Development¶
Guide for developing and contributing to cast2md.
Dev Environment Setup¶
Prerequisites¶
- Python 3.11+
- uv package manager
- Docker (for PostgreSQL)
- ffmpeg
Setup¶
# Clone the repository
git clone https://github.com/meltforce/cast2md.git
cd cast2md
# Install dependencies
uv sync
# Start PostgreSQL
docker compose up -d postgres
# Configure
cp .env.example .env
# Edit .env:
# DATABASE_URL=postgresql://cast2md:dev@localhost:5432/cast2md
# STORAGE_PATH=./data/podcasts
# TEMP_DOWNLOAD_PATH=./data/temp
# Initialize database
uv run cast2md init-db
# Start dev server
uv run cast2md serve --reload
The dev server runs at http://localhost:8000 with auto-reload on code changes.
Database¶
PostgreSQL runs via Docker Compose. The dev config uses localhost:5432 (Docker exposes the port to the host), while production uses postgres:5432 (Docker internal DNS).
# Start just PostgreSQL
docker compose up -d postgres
# Connect to database
docker compose exec postgres psql -U cast2md cast2md
Testing¶
# Run all tests
uv run pytest
# Run specific test file
uv run pytest tests/test_search.py
# Run with verbose output
uv run pytest -v
Project Structure¶
src/cast2md/
├── __init__.py
├── main.py # FastAPI app, lifespan events
├── cli.py # Click CLI commands
├── api/ # REST API endpoints
│ ├── episodes.py
│ ├── feeds.py
│ ├── nodes.py
│ ├── queue.py
│ ├── runpod.py
│ ├── search.py
│ ├── settings.py
│ └── system.py
├── config/
│ └── settings.py # Pydantic settings model
├── db/
│ ├── connection.py # Database connection pool
│ ├── migrations.py # Schema migrations
│ ├── models.py # Data models
│ ├── repository.py # Database operations
│ └── schema.py # SQL schema
├── download/
│ └── downloader.py # Audio download logic
├── feed/
│ ├── discovery.py # Episode discovery
│ ├── itunes.py # iTunes URL resolution
│ └── parser.py # RSS feed parsing
├── mcp/
│ ├── client.py # MCP client (remote mode)

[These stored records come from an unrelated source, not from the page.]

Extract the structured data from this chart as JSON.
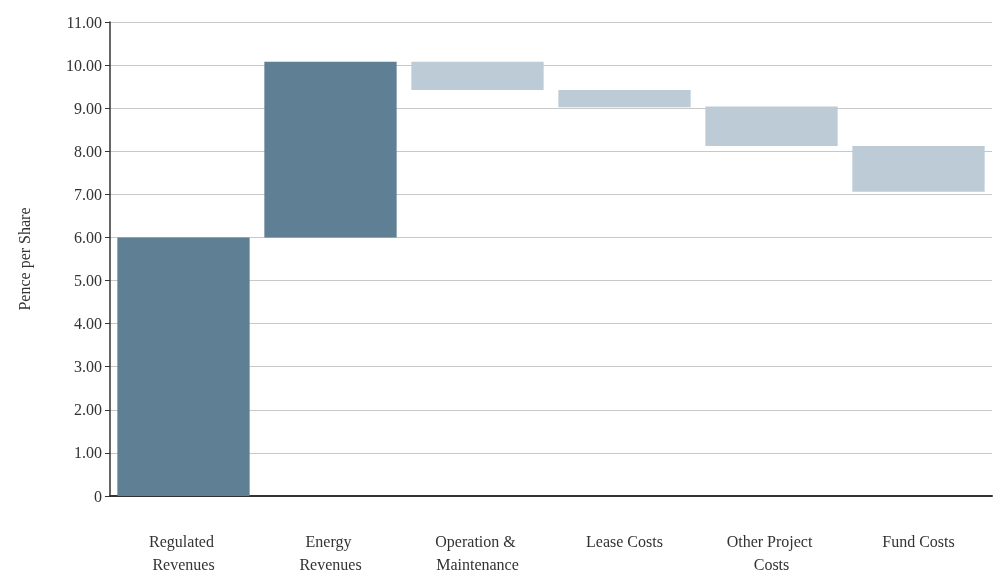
{
  "chart_data": {
    "type": "bar",
    "ylabel": "Pence per Share",
    "categories": [
      "Regulated Revenues",
      "Energy Revenues",
      "Operation & Maintenance",
      "Lease Costs",
      "Other Project Costs",
      "Fund Costs"
    ],
    "base": [
      0,
      6.0,
      10.08,
      9.42,
      9.04,
      8.12
    ],
    "values": [
      6.0,
      4.08,
      -0.66,
      -0.4,
      -0.92,
      -1.06
    ],
    "colors": [
      "#5f7f94",
      "#5f7f94",
      "#bccbd5",
      "#bccbd5",
      "#bccbd5",
      "#bccbd5"
    ],
    "ylim": [
      0,
      11
    ],
    "yticks": [
      0,
      {
        "value": 1,
        "label": "1.00"
      },
      {
        "value": 2,
        "label": "2.00"
      },
      {
        "value": 3,
        "label": "3.00"
      },
      {
        "value": 4,
        "label": "4.00"
      },
      {
        "value": 5,
        "label": "5.00"
      },
      {
        "value": 6,
        "label": "6.00"
      },
      {
        "value": 7,
        "label": "7.00"
      },
      {
        "value": 8,
        "label": "8.00"
      },
      {
        "value": 9,
        "label": "9.00"
      },
      {
        "value": 10,
        "label": "10.00"
      },
      {
        "value": 11,
        "label": "11.00"
      }
    ],
    "grid": "y"
  }
}
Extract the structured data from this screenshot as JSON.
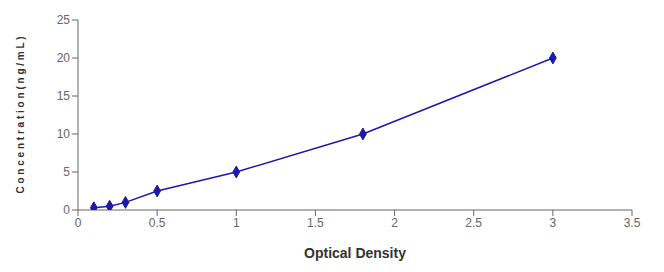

│ └── tools.py # MCP tool definitions
├── node/
│ ├── config.py # Node credentials
│ ├── server.py # Node status web UI
│ └── worker.py # Node transcription worker
├── search/
│ ├── embeddings.py # Embedding generation
│ ├── parser.py # Transcript segment parsing
│ └── repository.py # Search queries (FTS + vector)
├── services/
│ ├── pod_setup.py # RunPod pod setup
│ └── runpod_service.py # RunPod lifecycle management
├── storage/
│ └── filesystem.py # File storage, trash management
├── templates/ # Jinja2 HTML templates
├── transcription/
│ ├── formats.py # VTT/SRT/JSON parsers
│ ├── providers/ # External transcript providers
│ │ ├── base.py
│ │ ├── pocketcasts.py
│ │ └── podcast20.py
│ └── service.py # Whisper/Parakeet transcription
├── web/
│ └── views.py # HTML page routes
└── worker/
└── manager.py # Background job processing
Code Style¶
- Formatter/linter: Ruff
- Line length: 100
- Target: Python 3.11+
# Format code
uv run ruff format
# Check linting
uv run ruff check
# Auto-fix issues
uv run ruff check --fix
Key Patterns¶
Database Access¶
All database operations go through repository classes in db/repository.py. Direct SQL queries are concentrated there.
Settings¶
Settings use Pydantic with environment variable loading. See config/settings.py for the full model.
Background Workers¶
The worker/manager.py module runs background threads for:
- Download workers (configurable concurrency)
- Transcript download workers
- Local transcription worker
- Embedding worker
Templates¶
HTML templates use Jinja2 with Pico CSS framework. See UI Guidelines for design patterns.
Documentation¶
The documentation site uses MkDocs Material.